The program expects to spend about $17.5 million over three years and hire 15 to 20 researchers. It has already drawn about 300 applicants from institutions like Johns Hopkins, Columbia, Yale, Stanford, and NASA.
"Saving our American colleagues and welcoming them is also a way of welcoming and promoting global research," Aix-Marseille's President Eric Berton told Le Monde.
The French government is expected to spend an additional $115 million to attract US talent, and the European Union is developing a similar package worth about $580 million.
These hires were also covered by Politico and The Guardian. Last month, The Register reported on a similar $700 million program coming from Japan.

Aix-Marseille University’s Eric Berton. Image from Theo Giacometti/The Guardian.
Simon’s problem
A team from the University of Southern California demonstrated quantum advantage — and an exponential speedup — for a variant of Simon’s problem, which finds a hidden repeating pattern encoded into an unknown 2-to-1 function.
Using two 127-qubit IBM Quantum Eagle processor-powered computers, they “[squeezed] every ounce of performance from the hardware: shorter circuits, smarter pulse sequences, and statistical error mitigation,” according to lead author and PhD student Phattharaporn Singkanipa.

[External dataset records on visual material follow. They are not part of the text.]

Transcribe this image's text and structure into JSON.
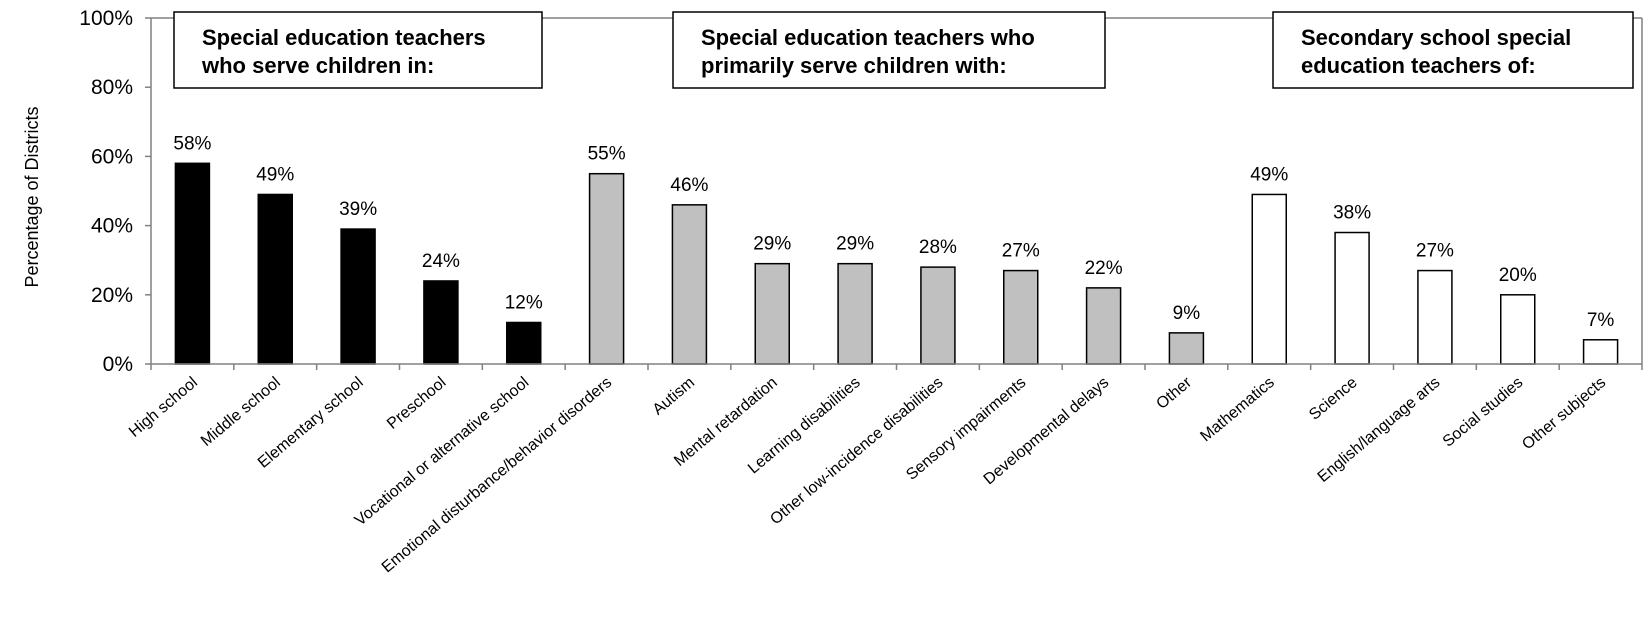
{
  "chart_data": {
    "type": "bar",
    "ylabel": "Percentage of Districts",
    "ylim": [
      0,
      100
    ],
    "yticks": [
      "0%",
      "20%",
      "40%",
      "60%",
      "80%",
      "100%"
    ],
    "grid": false,
    "categories": [
      "High school",
      "Middle school",
      "Elementary school",
      "Preschool",
      "Vocational or alternative school",
      "Emotional disturbance/behavior disorders",
      "Autism",
      "Mental retardation",
      "Learning disabilities",
      "Other low-incidence disabilities",
      "Sensory impairments",
      "Developmental delays",
      "Other",
      "Mathematics",
      "Science",
      "English/language arts",
      "Social studies",
      "Other subjects"
    ],
    "values": [
      58,
      49,
      39,
      24,
      12,
      55,
      46,
      29,
      29,
      28,
      27,
      22,
      9,
      49,
      38,
      27,
      20,
      7
    ],
    "value_labels": [
      "58%",
      "49%",
      "39%",
      "24%",
      "12%",
      "55%",
      "46%",
      "29%",
      "29%",
      "28%",
      "27%",
      "22%",
      "9%",
      "49%",
      "38%",
      "27%",
      "20%",
      "7%"
    ],
    "groups": [
      {
        "title_lines": [
          "Special education teachers",
          "who serve children in:"
        ],
        "start": 0,
        "end": 4,
        "fill": "#000000"
      },
      {
        "title_lines": [
          "Special education teachers who",
          "primarily serve children with:"
        ],
        "start": 5,
        "end": 12,
        "fill": "#c0c0c0"
      },
      {
        "title_lines": [
          "Secondary school special",
          "education teachers of:"
        ],
        "start": 13,
        "end": 17,
        "fill": "#ffffff"
      }
    ]
  }
}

This work was published in Physical Review X.
Quantum-classical hybrid
Researchers at Caltech, IBM, and RIKEN used a quantum-classical approach to determine the ground-state dissociation of molecular nitrogen and the ground state properties of a pair of iron-sulfur clusters. They used an IBM Heron processor and up to 77 qubits to produce upper bounds for the ground-state energy and sparse approximations to the ground-state wave functions, then completed the calculations on RIKEN’s Fugaku supercomputer.
This work was published in Science Advances.